The ONE Campaign launches “Vote Your Future 2.0.”

Fortunately, the youth’s call to these candidates coincides with the ONE Campaign’s launching of “Vote Your Future 2.0,” which is a non-partisan governance campaign aimed at uniting citizens across the country in the run-up to the 2023 general elections. ONE collaborated with UNICEF’s U-Report in 2019 to survey 170,000 Nigerians in every state to determine the issues that were most important to them. More than half of the respondents wanted the government to address the issue of job creation to lift Nigerians out of extreme poverty, as well as the accessibility and affordability of healthcare.

Also, in 2020, the United States Agency for International Development (USAID) found in a survey of Nigerian youth that the priorities of young people across Nigeria have not changed. Most of them still demand decent jobs and improvement in healthcare. This is not surprising. According to the Nigerian Bureau of Statistics (NBS), Nigeria’s combined unemployment and underemployment rate was 56 percent in 2020. That is more than 100 million unemployed or underemployed people. In spite of this, experts have estimated that between two to three million people will enter the Nigerian workforce annually between now and 2030.

Nigeria fairs poorly in employment and healthcare in Africa.

According to the 2022 Multidimensional Poverty Index survey carried out by the NBS, 63 percent of people living within Nigeria (about 133 million people) are multidimensionally poor.
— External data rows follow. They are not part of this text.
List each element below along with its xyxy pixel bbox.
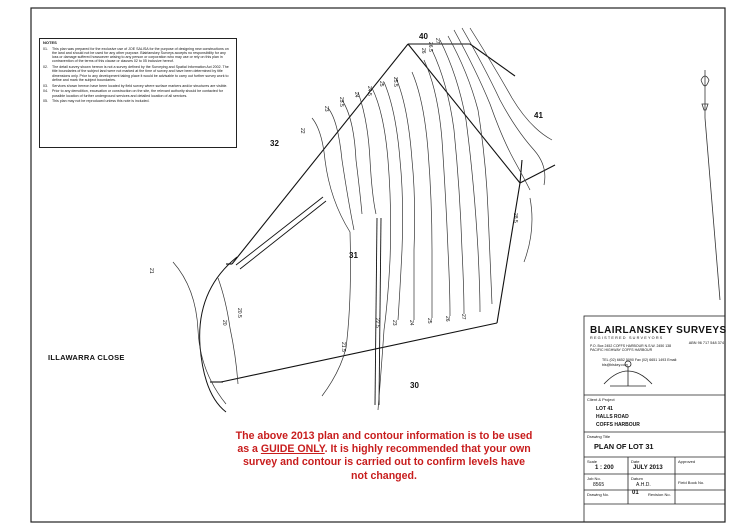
lot-boundaries bbox=[210, 44, 555, 382]
company-contact: TEL (02) 6652 5090 Fax (02) 6651 1493 Email: bls@blskey.com bbox=[602, 358, 678, 367]
contour-label: 27 bbox=[434, 38, 440, 44]
project-line-3: COFFS HARBOUR bbox=[596, 422, 640, 428]
guide-line-2-pre: as a bbox=[237, 443, 261, 456]
guide-line-3: survey and contour is carried out to confirm levels have bbox=[243, 456, 525, 469]
company-abn: ABN 96 717 548 374 bbox=[688, 341, 724, 345]
note-item bbox=[43, 84, 233, 88]
contour-label: 26.5 bbox=[427, 42, 433, 52]
note-number: 02. bbox=[43, 65, 48, 70]
note-number: 03. bbox=[43, 83, 48, 88]
contour-label: 26 bbox=[420, 48, 426, 54]
note-text: Services shown hereon have been located by field survey where surface markers and/or structures are visible. bbox=[52, 83, 228, 88]
date-value: JULY 2013 bbox=[633, 465, 663, 471]
datum-value: A.H.D. bbox=[636, 482, 651, 488]
note-number: 01. bbox=[43, 46, 48, 51]
drawing-title: PLAN OF LOT 31 bbox=[594, 442, 654, 451]
note-item bbox=[43, 89, 233, 97]
note-item bbox=[43, 65, 233, 82]
contour-label: 25 bbox=[378, 81, 384, 87]
contour-label: 24 bbox=[408, 320, 414, 326]
lot-number-30: 30 bbox=[410, 381, 419, 390]
guide-line-4: not changed. bbox=[351, 469, 417, 482]
job-value: 8565 bbox=[593, 482, 605, 488]
contour-label: 20.5 bbox=[236, 308, 242, 318]
contour-label: 25.5 bbox=[392, 77, 398, 87]
drawing-no-label: Drawing No. bbox=[587, 492, 610, 497]
lot-number-41: 41 bbox=[534, 111, 543, 120]
company-address: P.O. Box 2452 COFFS HARBOUR N.S.W. 2450 138 PACIFIC HIGHWAY COFFS HARBOUR bbox=[590, 344, 672, 353]
contour-label: 22 bbox=[299, 128, 305, 134]
date-label: Date bbox=[631, 459, 640, 464]
note-item bbox=[43, 99, 233, 103]
project-line-1: LOT 41 bbox=[596, 406, 613, 412]
drawing-title-label: Drawing Title bbox=[587, 434, 611, 439]
approved-label: Approved bbox=[678, 459, 696, 464]
notes-title: NOTES bbox=[43, 40, 57, 45]
guide-disclaimer bbox=[206, 430, 562, 483]
contour-label: 24 bbox=[353, 92, 359, 98]
contour-label: 28.5 bbox=[512, 213, 518, 223]
drawing-no-value: 01 bbox=[632, 490, 639, 496]
note-text: Prior to any demolition, excavation or construction on the site, the relevant authority should be contacted for possible location of further underground services and detailed location of all services. bbox=[52, 89, 223, 98]
contour-label: 23 bbox=[391, 320, 397, 326]
job-label: Job No. bbox=[587, 476, 601, 481]
note-item bbox=[43, 47, 233, 64]
field-book-label: Field Book No. bbox=[678, 480, 705, 485]
notes-box bbox=[39, 38, 237, 148]
note-number: 04. bbox=[43, 89, 48, 94]
company-block bbox=[590, 325, 727, 367]
contour-label: 21.5 bbox=[340, 342, 346, 352]
contour-label: 24.5 bbox=[366, 86, 372, 96]
note-text: This plan may not be reproduced unless this note is included. bbox=[52, 99, 150, 104]
guide-line-1: The above 2013 plan and contour information is to be used bbox=[235, 430, 533, 442]
contour-label: 22.5 bbox=[374, 318, 380, 328]
contour-label: 25 bbox=[426, 318, 432, 324]
lot-number-40: 40 bbox=[419, 32, 428, 41]
company-name: BLAIRLANSKEY SURVEYS bbox=[590, 325, 727, 336]
decorative-lamp-icon bbox=[701, 70, 720, 300]
contour-label: 26 bbox=[444, 316, 450, 322]
note-number: 05. bbox=[43, 99, 48, 104]
client-label: Client & Project bbox=[587, 397, 615, 402]
note-text: The detail survey shown hereon is not a survey defined by the Surveying and Spatial Information Act 2002. The title boundaries of the subject land were not marked at the time of survey and have been determined by title dimensions only. Prior to any development taking place it would be advisable to carry out further survey work to define and mark the subject boundaries. bbox=[52, 65, 229, 82]
road-name-label: ILLAWARRA CLOSE bbox=[48, 353, 125, 362]
lot-number-32: 32 bbox=[270, 139, 279, 148]
guide-only-emphasis: GUIDE ONLY bbox=[260, 443, 325, 456]
revision-label: Revision No. bbox=[648, 492, 671, 497]
contour-label: 27 bbox=[460, 314, 466, 320]
scale-value: 1 : 200 bbox=[595, 465, 614, 471]
contour-label: 23.5 bbox=[338, 97, 344, 107]
guide-line-2-post: . It is highly recommended that your own bbox=[324, 443, 531, 456]
datum-label: Datum bbox=[631, 476, 643, 481]
project-line-2: HALLS ROAD bbox=[596, 414, 629, 420]
note-text: This plan was prepared for the exclusive use of JOE SALISA for the purpose of designing new constructions on the land and should not be used for any other purpose. Blairlanskey Surveys accepts no responsibility for any loss or damage suffered howsoever arising to any person or corporation who may use or rely on this plan in contravention of the terms of this clause or clauses 02 to 05 inclusive hereof. bbox=[52, 46, 229, 64]
contour-label: 20 bbox=[221, 320, 227, 326]
contour-label: 23 bbox=[323, 106, 329, 112]
contour-label: 21 bbox=[148, 268, 154, 274]
scale-label: Scale bbox=[587, 459, 598, 464]
lot-number-31: 31 bbox=[349, 251, 358, 260]
guide-line-2 bbox=[206, 443, 562, 456]
company-subtitle: REGISTERED SURVEYORS bbox=[590, 336, 664, 340]
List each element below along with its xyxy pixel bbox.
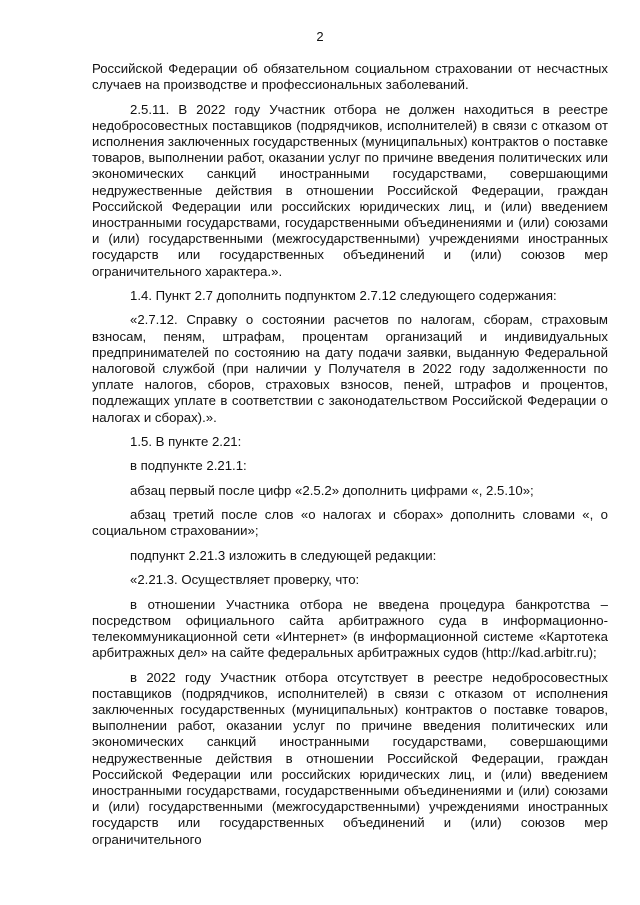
paragraph-continuation: Российской Федерации об обязательном социальном страховании от несчастных случаев на производстве и профессиональных заболеваний. xyxy=(92,61,608,93)
paragraph-first-abzac: абзац первый после цифр «2.5.2» дополнить цифрами «, 2.5.10»; xyxy=(130,482,534,498)
paragraph-registry: в 2022 году Участник отбора отсутствует в реестре недобросовестных поставщиков (подрядчиков, исполнителей) в связи с отказом от исполнения заключенных государственных (муниципальных) контрактов о поставке товаров, выполнении работ, оказании услуг по причине введения политических или экономических санкций иностранными государствами, совершающими недружественные действия в отношении Российской Федерации, граждан Российской Федерации или российских юридических лиц, и (или) введением иностранными государствами, государственными объединениями и (или) союзами и (или) государственными (межгосударственными) учреждениями иностранных государств или государственных объединений и (или) союзов мер ограничительного xyxy=(92,669,608,847)
paragraph-subpoint-2-21-1: в подпункте 2.21.1: xyxy=(130,458,247,474)
paragraph-2-7-12: «2.7.12. Справку о состоянии расчетов по налогам, сборам, страховым взносам, пеням, штрафам, процентам организаций и индивидуальных предпринимателей по состоянию на дату подачи заявки, выданную Федеральной налоговой службой (при наличии у Получателя в 2022 году задолженности по уплате налогов, сборов, страховых взносов, пеней, штрафов и процентов, подлежащих уплате в соответствии с законодательством Российской Федерации о налогах и сборах).». xyxy=(92,312,608,425)
page-number: 2 xyxy=(316,29,324,44)
paragraph-third-abzac: абзац третий после слов «о налогах и сборах» дополнить словами «, о социальном страховании»; xyxy=(92,507,608,539)
paragraph-1-5: 1.5. В пункте 2.21: xyxy=(130,434,242,450)
paragraph-bankruptcy: в отношении Участника отбора не введена процедура банкротства – посредством официального сайта арбитражного суда в информационно-телекоммуникационной сети «Интернет» (в информационной системе «Картотека арбитражных дел» на сайте федеральных арбитражных судов (http://kad.arbitr.ru); xyxy=(92,596,608,661)
document-body xyxy=(92,61,608,848)
paragraph-2-21-3-check: «2.21.3. Осуществляет проверку, что: xyxy=(130,572,360,588)
paragraph-subpoint-2-21-3: подпункт 2.21.3 изложить в следующей редакции: xyxy=(130,547,437,563)
paragraph-1-4: 1.4. Пункт 2.7 дополнить подпунктом 2.7.12 следующего содержания: xyxy=(130,288,557,304)
paragraph-2-5-11: 2.5.11. В 2022 году Участник отбора не должен находиться в реестре недобросовестных поставщиков (подрядчиков, исполнителей) в связи с отказом от исполнения заключенных государственных (муниципальных) контрактов о поставке товаров, выполнении работ, оказании услуг по причине введения политических или экономических санкций иностранными государствами, совершающими недружественные действия в отношении Российской Федерации, граждан Российской Федерации или российских юридических лиц, и (или) введением иностранными государствами, государственными объединениями и (или) союзами и (или) государственными (межгосударственными) учреждениями иностранных государств или государственных объединений и (или) союзов мер ограничительного характера.». xyxy=(92,101,608,279)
To lift a significant part of these people out of poverty, creating decent jobs will ensure more economic productivity and go a long way in addressing the issue. The issue of poverty is intertwined with others that people have raised, such as corruption, insecurity, etc. If the issue of insecurity is solved, for instance, farmers will be able to go back to their farms in states such as Benue, Plateau and others ravaged with bandit kidnappings and murder.

Reports have similarly shown that Nigeria has one of the worst health indicators in Africa. This drags down the socio-economic indicators of the entire African continent due to its huge population. According to USAID, Nigeria has one of the fastest growing populations globally. With 5.5 live births per woman and a population growth rate of 3.2 percent annually, it is estimated to reach 440 million people by 2050. To help address the high mortality rates, USAID supports increased access to quality family planning and reproductive health services, immunizations, polio eradication, malaria prevention and maternal health services.

USAID highlights health burdens of Nigeria in comparison with global standards.

The agency stated that Nigeria has the second largest number of people living with HIV globally and accounts for nine percent of the global HIV burden. The US Government, through the President’s Emergency Plan for AIDS Relief (PEPFAR), currently assists more than 600,000 Nigerians with life-saving HIV therapy, which is 90 percent of the people living with HIV/AIDS in the country. More than one million children orphaned and made vulnerable by HIV receive care and support through these programs. Nigeria still has the highest burden of malaria globally which remains the top cause of child illness and death. From all these, it is imperative that the next administration must address unemployment and healthcare issues as top priorities.